153. Alivio de luto
Ocurrió cuando no pudo más. Manuel salió del banco con el dinero del crédito en efectivo, metido en una bolsa de plástico del supermercado donde la tarde anterior había comprado leche, tomate frito, macarrones y seis latas de atún. No corrió, ni siquiera aceleró el paso. Se alejó de la sucursal tranquilamente y se colgó la escopeta al hombro. En el breve trayecto hasta su coche le preguntó al cartero si tenía algo para él o para su hijo, obteniendo una respuesta negativa. También se interesó por la salud de su compadre Ildefonso, a cuya mujer le trasladó mucho ánimo cuando la vio saliendo del mercado. Ildefonso, con pocos días de diferencia, fue diagnosticado del mismo tipo de cáncer que se había llevado a su mujer hacía cuatro meses. El tumor de su Paqui, desde el principio, vino muy mal encarado y, siguiendo su natural y cruel desarrollo, terminó por enterrarla con apenas cincuenta años.

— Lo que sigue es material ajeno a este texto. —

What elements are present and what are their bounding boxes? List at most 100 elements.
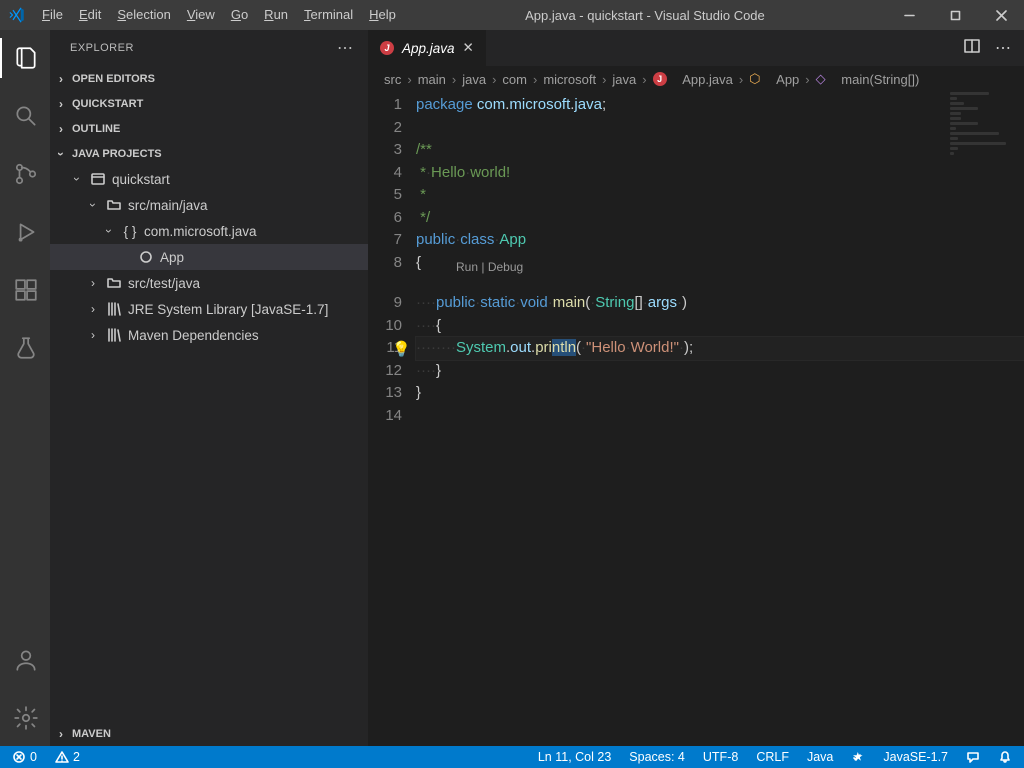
line-number: 3 bbox=[368, 139, 402, 162]
editor-tabs: J App.java ✕ ⋯ bbox=[368, 30, 1024, 66]
close-button[interactable] bbox=[978, 0, 1024, 30]
more-actions-icon[interactable]: ⋯ bbox=[995, 38, 1012, 58]
gutter: 1234567891011121314 bbox=[368, 92, 416, 746]
explorer-activity[interactable] bbox=[0, 38, 50, 78]
status-encoding[interactable]: UTF-8 bbox=[699, 750, 742, 764]
code-line[interactable]: ····public·static·void·main(·String[]·ar… bbox=[416, 292, 1024, 315]
sidebar-more-icon[interactable]: ⋯ bbox=[337, 38, 354, 58]
code-line[interactable]: } bbox=[416, 382, 1024, 405]
tab-close-icon[interactable]: ✕ bbox=[463, 40, 474, 56]
section-outline[interactable]: ›OUTLINE bbox=[50, 117, 368, 141]
code-line[interactable] bbox=[416, 117, 1024, 140]
code-line[interactable]: ····{ bbox=[416, 315, 1024, 338]
breadcrumb-part[interactable]: com bbox=[502, 72, 527, 87]
code-line[interactable]: 💡········System.out.println(·"Hello·Worl… bbox=[416, 337, 1024, 360]
tree-app[interactable]: App bbox=[50, 244, 368, 270]
codelens-debug[interactable]: Debug bbox=[488, 260, 523, 274]
breadcrumb-part[interactable]: java bbox=[462, 72, 486, 87]
section-java-projects[interactable]: ›JAVA PROJECTS bbox=[50, 142, 368, 166]
breadcrumb-file[interactable]: App.java bbox=[682, 72, 733, 87]
menu-view[interactable]: View bbox=[179, 0, 223, 30]
status-java-ready-icon[interactable] bbox=[847, 750, 869, 764]
code-line[interactable]: */ bbox=[416, 207, 1024, 230]
chevron-down-icon: › bbox=[86, 198, 100, 212]
code-line[interactable]: public·class·App bbox=[416, 229, 1024, 252]
line-number: 8 bbox=[368, 252, 402, 275]
section-open-editors[interactable]: ›OPEN EDITORS bbox=[50, 67, 368, 91]
code-line[interactable] bbox=[416, 405, 1024, 428]
status-lncol[interactable]: Ln 11, Col 23 bbox=[534, 750, 615, 764]
codelens-run[interactable]: Run bbox=[456, 260, 478, 274]
maximize-button[interactable] bbox=[932, 0, 978, 30]
window-controls bbox=[886, 0, 1024, 30]
settings-activity[interactable] bbox=[0, 698, 50, 738]
line-number: 14 bbox=[368, 405, 402, 428]
chevron-right-icon: › bbox=[54, 97, 68, 111]
class-icon: ⬡ bbox=[749, 71, 760, 87]
line-number: 5 bbox=[368, 184, 402, 207]
minimize-button[interactable] bbox=[886, 0, 932, 30]
tree-maven-deps[interactable]: ›Maven Dependencies bbox=[50, 322, 368, 348]
status-eol[interactable]: CRLF bbox=[752, 750, 793, 764]
minimap[interactable] bbox=[950, 92, 1020, 152]
menu-go[interactable]: Go bbox=[223, 0, 256, 30]
debug-activity[interactable] bbox=[0, 212, 50, 252]
code-editor[interactable]: 1234567891011121314 package com.microsof… bbox=[368, 92, 1024, 746]
section-quickstart[interactable]: ›QUICKSTART bbox=[50, 92, 368, 116]
breadcrumb[interactable]: src›main›java›com›microsoft›java›J App.j… bbox=[368, 66, 1024, 92]
status-jdk[interactable]: JavaSE-1.7 bbox=[879, 750, 952, 764]
accounts-activity[interactable] bbox=[0, 640, 50, 680]
menu-file[interactable]: FFileile bbox=[34, 0, 71, 30]
method-icon: ◇ bbox=[816, 71, 826, 87]
menu-edit[interactable]: Edit bbox=[71, 0, 109, 30]
tree-project[interactable]: ›quickstart bbox=[50, 166, 368, 192]
split-editor-icon[interactable] bbox=[963, 37, 981, 60]
codelens[interactable]: Run | Debug bbox=[456, 256, 523, 279]
status-warnings[interactable]: 2 bbox=[51, 750, 84, 764]
menu-terminal[interactable]: Terminal bbox=[296, 0, 361, 30]
tab-app-java[interactable]: J App.java ✕ bbox=[368, 30, 487, 66]
status-errors[interactable]: 0 bbox=[8, 750, 41, 764]
code-content[interactable]: package com.microsoft.java; /** *·Hello·w… bbox=[416, 92, 1024, 746]
breadcrumb-part[interactable]: src bbox=[384, 72, 401, 87]
menu-selection[interactable]: Selection bbox=[109, 0, 178, 30]
status-bell-icon[interactable] bbox=[994, 750, 1016, 764]
breadcrumb-part[interactable]: java bbox=[612, 72, 636, 87]
tree-src-test[interactable]: ›src/test/java bbox=[50, 270, 368, 296]
section-maven[interactable]: ›MAVEN bbox=[50, 722, 368, 746]
status-language[interactable]: Java bbox=[803, 750, 837, 764]
code-line[interactable]: package com.microsoft.java; bbox=[416, 94, 1024, 117]
titlebar: FFileile Edit Selection View Go Run Term… bbox=[0, 0, 1024, 30]
library-icon bbox=[106, 301, 122, 317]
tree-package[interactable]: ›{ }com.microsoft.java bbox=[50, 218, 368, 244]
breadcrumb-part[interactable]: main bbox=[418, 72, 446, 87]
status-spaces[interactable]: Spaces: 4 bbox=[625, 750, 689, 764]
menu-run[interactable]: Run bbox=[256, 0, 296, 30]
code-line[interactable]: ····} bbox=[416, 360, 1024, 383]
search-activity[interactable] bbox=[0, 96, 50, 136]
tree-jre[interactable]: ›JRE System Library [JavaSE-1.7] bbox=[50, 296, 368, 322]
code-line[interactable]: *·Hello·world! bbox=[416, 162, 1024, 185]
status-feedback-icon[interactable] bbox=[962, 750, 984, 764]
scm-activity[interactable] bbox=[0, 154, 50, 194]
sidebar-title: EXPLORER bbox=[70, 42, 134, 54]
library-icon bbox=[106, 327, 122, 343]
code-line[interactable]: * bbox=[416, 184, 1024, 207]
breadcrumb-method[interactable]: main(String[]) bbox=[841, 72, 919, 87]
testing-activity[interactable] bbox=[0, 328, 50, 368]
breadcrumb-class[interactable]: App bbox=[776, 72, 799, 87]
editor-actions: ⋯ bbox=[951, 30, 1024, 66]
java-projects-tree: ›quickstart ›src/main/java ›{ }com.micro… bbox=[50, 166, 368, 348]
lightbulb-icon[interactable]: 💡 bbox=[392, 339, 411, 362]
breadcrumb-part[interactable]: microsoft bbox=[543, 72, 596, 87]
extensions-activity[interactable] bbox=[0, 270, 50, 310]
code-line[interactable]: /** bbox=[416, 139, 1024, 162]
line-number: 13 bbox=[368, 382, 402, 405]
folder-icon bbox=[106, 197, 122, 213]
line-number: 1 bbox=[368, 94, 402, 117]
menu-help[interactable]: Help bbox=[361, 0, 404, 30]
editor-group: J App.java ✕ ⋯ src›main›java›com›microso… bbox=[368, 30, 1024, 746]
chevron-right-icon: › bbox=[492, 72, 496, 87]
class-icon bbox=[138, 250, 154, 264]
tree-src-main[interactable]: ›src/main/java bbox=[50, 192, 368, 218]
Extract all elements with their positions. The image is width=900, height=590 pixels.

Montado en su Land Rover, Manuel tuvo un momento de duda, no tanto de arrepentimiento, aunque enseguida se disipó. Lo hecho hecho estaba. Arrancó el motor y el vehículo inició la marcha con una leve protesta en forma de tos de su tubo de escape. A pesar de haber dormido muy poco, ahíto de café y tabaco, Manuel sentía su mente despejada, como si acabara de despertar de un sueño profundo y reparador. En el último año, entre los cuidados a su Paqui y los cuidados a sus olivos, su medio de vida, había vivido una auténtica pesadilla sin más ayuda que la que, ocasionalmente, le pudo proporcionar su cuñada María. Y encima, la sequía. El cielo despejado burlándose de él y de todos los que, como él, dependían de la ancestral explotación del olivar. La cosecha se avecinaba desastrosa, por tercer año consecutivo, y las ayudas de las Administraciones Públicas daban para lo que daban, no impidiendo el desgaste de los ahorros o contraer nuevas deudas.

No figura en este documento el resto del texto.